Fun! The concept is solid, and it's great for a player who wants the flavour of a wizard without the dependency on magic. Tables running a low or no magic game will find this a godsend. It's also gorgeous to look at, with evocative flavour text, PHB-style organization that's familiar and easy to navigate, and writing that's good at helping you visualize ways you would use the various features.
With Artificer out, the Scholar's toes are stepped on a little, but while Artificer focuses on mechanical tinkering and item creation, the Scholar is still pure brainiac. It overlaps much more with the College of Lore bard, the main difference between the two being starter proficiencies, flavour, and use of magic, which brings me to a point that is half-curiosity and half-criticism. Is the desire to play an intelligence-based character who uses their knowledge of a specific art to gain an advantage but doesn't use magic really so common that a whole new class needs to exist for it? Most D&D games include magic: magic is baked into the Forgotten Realms, and it's absolutely everywhere in Eberron. Being a brainiac who couldn't - through virtue of their studiousness - interact with magic or even use a scroll the way a wizard can would feel weird in these settings, arcana proficiency notwithstanding.
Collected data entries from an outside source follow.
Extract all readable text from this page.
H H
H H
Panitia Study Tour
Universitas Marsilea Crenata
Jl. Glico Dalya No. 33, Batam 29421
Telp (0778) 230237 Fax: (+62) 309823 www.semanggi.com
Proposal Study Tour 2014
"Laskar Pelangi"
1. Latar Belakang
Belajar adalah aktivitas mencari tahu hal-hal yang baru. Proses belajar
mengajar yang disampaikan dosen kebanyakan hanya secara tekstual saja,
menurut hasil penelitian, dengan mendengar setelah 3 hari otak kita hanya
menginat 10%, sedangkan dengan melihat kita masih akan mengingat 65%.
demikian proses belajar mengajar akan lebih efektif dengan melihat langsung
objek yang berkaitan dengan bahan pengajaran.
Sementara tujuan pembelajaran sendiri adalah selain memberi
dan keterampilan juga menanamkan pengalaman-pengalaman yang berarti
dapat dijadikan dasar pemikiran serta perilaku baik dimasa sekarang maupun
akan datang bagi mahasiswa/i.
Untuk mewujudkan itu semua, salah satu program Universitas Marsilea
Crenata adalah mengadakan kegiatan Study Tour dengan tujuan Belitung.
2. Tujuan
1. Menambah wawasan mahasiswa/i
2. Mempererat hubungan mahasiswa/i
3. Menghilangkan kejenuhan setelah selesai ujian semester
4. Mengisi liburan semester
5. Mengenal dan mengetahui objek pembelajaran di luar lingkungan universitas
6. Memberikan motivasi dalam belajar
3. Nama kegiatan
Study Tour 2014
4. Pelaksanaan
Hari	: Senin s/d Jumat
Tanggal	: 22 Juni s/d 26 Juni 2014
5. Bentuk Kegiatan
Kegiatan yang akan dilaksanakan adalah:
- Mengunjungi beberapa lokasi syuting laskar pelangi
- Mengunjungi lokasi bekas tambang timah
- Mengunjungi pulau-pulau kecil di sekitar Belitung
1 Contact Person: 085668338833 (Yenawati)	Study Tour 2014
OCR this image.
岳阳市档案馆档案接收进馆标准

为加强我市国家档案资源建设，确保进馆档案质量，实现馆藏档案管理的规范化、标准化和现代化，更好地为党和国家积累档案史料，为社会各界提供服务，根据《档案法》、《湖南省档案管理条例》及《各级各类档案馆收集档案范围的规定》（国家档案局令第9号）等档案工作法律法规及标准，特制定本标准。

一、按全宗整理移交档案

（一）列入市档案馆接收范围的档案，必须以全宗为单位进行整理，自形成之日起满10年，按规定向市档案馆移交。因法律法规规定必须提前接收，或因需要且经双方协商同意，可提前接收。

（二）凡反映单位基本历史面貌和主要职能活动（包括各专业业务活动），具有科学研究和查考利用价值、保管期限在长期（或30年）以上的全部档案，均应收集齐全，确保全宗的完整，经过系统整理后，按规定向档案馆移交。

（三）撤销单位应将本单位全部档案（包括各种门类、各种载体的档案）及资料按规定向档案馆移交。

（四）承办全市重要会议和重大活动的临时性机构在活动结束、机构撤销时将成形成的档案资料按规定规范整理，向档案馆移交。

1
It is also a bit over-powered. I think this needed a little more play-testing, which could have revealed issues like, for example, that the Applied Intelligence Erudite Application fails the "is it so good that a player can't not choose it?" test. The physician's healing capacity goes toe-to-toe with life clerics without sacrificing capability in other party roles, which violates the ideal of D&D that each class-subclass combo has 1-2 party roles that it fits well into.
Which brings me to the main reason this is overpowered: the Scholar's capacity to be good at pretty much anything is absolutely wild. This class is less-than optimal if the game doesn't involve a lot of social or skill checks, and there is the aforementioned weirdness of being good at everything except magic, but other than that it's really hard to find a reason you wouldn't want to play this class. You're as good at healing as a cleric, as good at skill-monkeying as a Lore bard, as intelligent as a Wizard, and you can control the battlefield like a Battlemaster, without having to multiclass to get there.
The idea is really fun, and if you're playing a game with lots of homebrew and powered-up PCs, if your game is focused more on social and skill challenges than exploration or dungeon-crawling, or if you want to try out a low- or no-magic concept, then go forth and enjoy, but inserting this into an otherwise standardized D&D game is going to be a problem.